What makes their startup unique and impressive, is how it works. “We created a platform to connect chefs with households to cook everyday meals,” says Gonzalez, “and there’s a lot of science in the background to make this platform sustainable.”

The platform works using an algorithm. By sourcing information from the USDA database about daily recommended food nutrition, combined with data analytics and scripting, as well as each client’s food preferences, the platform can track food intake and make personalized recommendations based on nutritional needs.

The pair originally created the algorithm for their other venture, ValueMe, which won them the prize at the MIT Global Challenge. ValueMe was specifically designed to calculate nutritional data based on a grocery list and offer suggestions of what might be missing from your diet. They spun out On Demand Chefs because they realized that part of the challenge is coming up with new recipes and finding the time to actually cook nutritionally balanced meals. “We wanted to use data analytics to help people make better nutrition choices,” says Gonzalez. “We can take any ingredient list and convert it to nutrition and give recommendations of what’s missing.”

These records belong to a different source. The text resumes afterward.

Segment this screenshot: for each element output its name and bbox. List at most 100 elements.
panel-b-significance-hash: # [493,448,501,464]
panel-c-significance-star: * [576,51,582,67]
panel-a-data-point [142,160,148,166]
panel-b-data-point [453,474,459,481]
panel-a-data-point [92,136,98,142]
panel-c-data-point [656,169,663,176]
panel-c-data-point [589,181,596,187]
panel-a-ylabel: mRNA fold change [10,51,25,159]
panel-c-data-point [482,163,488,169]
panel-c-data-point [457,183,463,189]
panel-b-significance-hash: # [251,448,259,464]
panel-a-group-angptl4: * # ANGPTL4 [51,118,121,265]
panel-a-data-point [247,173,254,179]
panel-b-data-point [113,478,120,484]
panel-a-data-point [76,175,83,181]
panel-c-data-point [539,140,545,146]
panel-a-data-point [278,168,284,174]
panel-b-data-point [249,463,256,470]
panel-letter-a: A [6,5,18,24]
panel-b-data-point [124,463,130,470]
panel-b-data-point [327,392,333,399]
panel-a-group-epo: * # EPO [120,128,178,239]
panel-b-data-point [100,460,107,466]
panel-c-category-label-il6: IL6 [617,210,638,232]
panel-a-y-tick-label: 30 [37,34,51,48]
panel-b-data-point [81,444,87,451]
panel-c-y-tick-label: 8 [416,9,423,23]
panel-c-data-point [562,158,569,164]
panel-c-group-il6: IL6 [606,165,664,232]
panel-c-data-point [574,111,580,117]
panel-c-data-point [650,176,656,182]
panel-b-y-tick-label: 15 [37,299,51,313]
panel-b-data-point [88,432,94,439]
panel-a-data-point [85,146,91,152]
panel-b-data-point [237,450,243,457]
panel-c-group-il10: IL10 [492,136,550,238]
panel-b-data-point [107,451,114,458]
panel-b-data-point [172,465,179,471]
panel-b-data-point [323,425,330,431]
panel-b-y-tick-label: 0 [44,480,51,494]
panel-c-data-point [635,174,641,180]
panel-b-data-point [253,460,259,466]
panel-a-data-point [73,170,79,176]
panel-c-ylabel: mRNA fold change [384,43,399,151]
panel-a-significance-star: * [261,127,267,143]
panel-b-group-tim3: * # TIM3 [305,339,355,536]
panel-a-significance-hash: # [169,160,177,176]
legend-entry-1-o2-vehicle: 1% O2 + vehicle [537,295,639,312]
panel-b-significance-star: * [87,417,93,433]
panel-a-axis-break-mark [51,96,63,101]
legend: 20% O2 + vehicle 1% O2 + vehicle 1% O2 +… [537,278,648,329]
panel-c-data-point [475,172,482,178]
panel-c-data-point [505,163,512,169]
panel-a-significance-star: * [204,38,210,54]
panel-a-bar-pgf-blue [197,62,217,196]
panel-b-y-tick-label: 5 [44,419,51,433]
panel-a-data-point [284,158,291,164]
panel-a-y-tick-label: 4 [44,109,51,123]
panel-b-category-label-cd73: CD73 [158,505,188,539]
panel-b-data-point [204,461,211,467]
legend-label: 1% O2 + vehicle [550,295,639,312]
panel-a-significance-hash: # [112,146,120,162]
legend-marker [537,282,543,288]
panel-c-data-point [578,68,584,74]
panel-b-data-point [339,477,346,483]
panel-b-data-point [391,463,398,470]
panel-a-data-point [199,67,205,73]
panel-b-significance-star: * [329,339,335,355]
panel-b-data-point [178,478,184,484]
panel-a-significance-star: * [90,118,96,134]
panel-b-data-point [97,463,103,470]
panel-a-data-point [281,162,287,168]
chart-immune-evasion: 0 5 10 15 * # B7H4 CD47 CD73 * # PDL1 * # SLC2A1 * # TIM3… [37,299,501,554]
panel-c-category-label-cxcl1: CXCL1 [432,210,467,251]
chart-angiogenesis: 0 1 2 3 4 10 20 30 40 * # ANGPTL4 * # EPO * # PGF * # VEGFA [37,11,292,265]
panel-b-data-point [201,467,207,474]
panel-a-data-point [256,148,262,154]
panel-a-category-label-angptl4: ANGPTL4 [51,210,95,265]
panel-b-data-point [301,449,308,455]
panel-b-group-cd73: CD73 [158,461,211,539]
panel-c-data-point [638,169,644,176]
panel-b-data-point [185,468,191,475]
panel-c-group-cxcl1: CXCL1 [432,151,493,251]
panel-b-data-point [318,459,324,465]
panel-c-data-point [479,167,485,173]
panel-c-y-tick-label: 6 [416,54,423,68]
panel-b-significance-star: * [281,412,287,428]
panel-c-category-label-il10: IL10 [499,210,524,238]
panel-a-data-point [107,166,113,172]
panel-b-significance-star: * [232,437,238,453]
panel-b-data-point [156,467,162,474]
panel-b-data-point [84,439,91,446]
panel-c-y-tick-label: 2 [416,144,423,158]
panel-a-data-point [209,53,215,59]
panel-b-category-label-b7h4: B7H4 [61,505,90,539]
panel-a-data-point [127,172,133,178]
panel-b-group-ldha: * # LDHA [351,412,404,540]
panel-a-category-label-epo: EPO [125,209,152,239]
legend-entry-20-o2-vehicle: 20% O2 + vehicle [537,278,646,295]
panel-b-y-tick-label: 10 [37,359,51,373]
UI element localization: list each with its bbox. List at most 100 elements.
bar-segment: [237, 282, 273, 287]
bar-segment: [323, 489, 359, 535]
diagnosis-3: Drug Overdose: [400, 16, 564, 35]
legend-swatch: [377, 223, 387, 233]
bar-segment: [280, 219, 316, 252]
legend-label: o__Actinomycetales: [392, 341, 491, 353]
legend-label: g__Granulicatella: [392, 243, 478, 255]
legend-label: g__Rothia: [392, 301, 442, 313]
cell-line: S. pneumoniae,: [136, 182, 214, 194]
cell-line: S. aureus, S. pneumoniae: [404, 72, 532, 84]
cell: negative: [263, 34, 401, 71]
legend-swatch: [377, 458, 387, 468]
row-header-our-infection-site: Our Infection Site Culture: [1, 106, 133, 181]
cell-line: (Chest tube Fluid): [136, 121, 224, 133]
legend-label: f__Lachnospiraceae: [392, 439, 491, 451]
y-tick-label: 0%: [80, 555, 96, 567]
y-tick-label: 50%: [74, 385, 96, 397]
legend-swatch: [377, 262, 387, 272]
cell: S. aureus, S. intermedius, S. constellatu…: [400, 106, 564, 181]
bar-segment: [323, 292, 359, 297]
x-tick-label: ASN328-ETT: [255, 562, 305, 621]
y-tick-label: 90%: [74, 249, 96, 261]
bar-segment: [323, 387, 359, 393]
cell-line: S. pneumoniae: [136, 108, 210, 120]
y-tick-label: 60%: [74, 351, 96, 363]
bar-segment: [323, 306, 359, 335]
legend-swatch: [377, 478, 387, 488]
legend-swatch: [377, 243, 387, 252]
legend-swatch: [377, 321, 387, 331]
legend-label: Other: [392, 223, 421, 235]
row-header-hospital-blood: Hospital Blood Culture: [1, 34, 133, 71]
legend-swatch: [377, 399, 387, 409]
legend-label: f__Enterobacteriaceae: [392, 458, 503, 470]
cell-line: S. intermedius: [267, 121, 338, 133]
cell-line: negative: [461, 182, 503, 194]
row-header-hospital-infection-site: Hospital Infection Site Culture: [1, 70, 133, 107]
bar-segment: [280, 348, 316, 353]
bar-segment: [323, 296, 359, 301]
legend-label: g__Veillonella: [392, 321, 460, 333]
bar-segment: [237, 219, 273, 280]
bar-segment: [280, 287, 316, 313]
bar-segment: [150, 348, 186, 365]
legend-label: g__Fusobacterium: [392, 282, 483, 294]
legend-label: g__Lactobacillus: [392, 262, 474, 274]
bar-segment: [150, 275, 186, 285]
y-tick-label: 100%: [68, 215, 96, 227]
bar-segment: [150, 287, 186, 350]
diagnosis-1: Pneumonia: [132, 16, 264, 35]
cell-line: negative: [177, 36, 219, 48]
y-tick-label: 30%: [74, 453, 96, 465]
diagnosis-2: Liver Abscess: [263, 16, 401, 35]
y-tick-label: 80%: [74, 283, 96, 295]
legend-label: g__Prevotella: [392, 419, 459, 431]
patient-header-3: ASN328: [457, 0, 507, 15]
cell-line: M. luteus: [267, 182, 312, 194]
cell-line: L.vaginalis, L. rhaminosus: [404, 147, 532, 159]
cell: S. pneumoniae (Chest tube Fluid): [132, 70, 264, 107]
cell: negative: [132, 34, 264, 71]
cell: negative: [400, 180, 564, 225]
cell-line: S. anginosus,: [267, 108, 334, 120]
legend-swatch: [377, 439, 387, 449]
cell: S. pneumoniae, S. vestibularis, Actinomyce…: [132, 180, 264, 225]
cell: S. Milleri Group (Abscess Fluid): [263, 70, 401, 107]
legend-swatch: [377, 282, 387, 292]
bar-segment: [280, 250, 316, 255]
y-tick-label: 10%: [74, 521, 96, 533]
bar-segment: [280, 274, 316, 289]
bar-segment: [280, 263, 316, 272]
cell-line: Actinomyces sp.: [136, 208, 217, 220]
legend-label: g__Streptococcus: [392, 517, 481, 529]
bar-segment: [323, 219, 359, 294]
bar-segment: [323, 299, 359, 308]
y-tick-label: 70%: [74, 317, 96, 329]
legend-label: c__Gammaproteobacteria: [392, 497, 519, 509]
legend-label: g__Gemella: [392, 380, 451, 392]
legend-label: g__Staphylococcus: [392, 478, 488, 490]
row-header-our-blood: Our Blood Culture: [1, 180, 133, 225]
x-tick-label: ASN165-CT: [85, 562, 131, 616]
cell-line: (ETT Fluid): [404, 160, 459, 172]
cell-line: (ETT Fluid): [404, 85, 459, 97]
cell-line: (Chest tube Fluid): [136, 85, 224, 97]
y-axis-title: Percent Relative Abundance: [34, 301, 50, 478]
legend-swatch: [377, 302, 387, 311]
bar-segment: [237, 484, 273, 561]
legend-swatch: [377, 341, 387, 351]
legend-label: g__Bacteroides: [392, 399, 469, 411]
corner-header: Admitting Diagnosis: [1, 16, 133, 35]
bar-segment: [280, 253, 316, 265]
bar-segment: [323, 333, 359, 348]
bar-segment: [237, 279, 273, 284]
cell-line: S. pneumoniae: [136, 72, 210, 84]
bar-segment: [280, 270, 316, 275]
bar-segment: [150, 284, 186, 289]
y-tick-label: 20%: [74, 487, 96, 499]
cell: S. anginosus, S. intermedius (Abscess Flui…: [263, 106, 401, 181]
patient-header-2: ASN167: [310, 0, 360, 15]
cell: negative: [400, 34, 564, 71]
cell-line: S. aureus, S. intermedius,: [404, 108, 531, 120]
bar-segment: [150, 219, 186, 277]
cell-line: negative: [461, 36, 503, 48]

Another key element in the success of their business is the chefs. They promise to provide the best and use only trained culinary professionals. Once each chef’s qualifications have been checked, they cook for Gonzalez and Grzegorczyk for two hours preparing four meals and cleaning when finished, just as they will do for the customers. “Not only do we validate that they are able to cook, but the interaction with the customer is very very important.”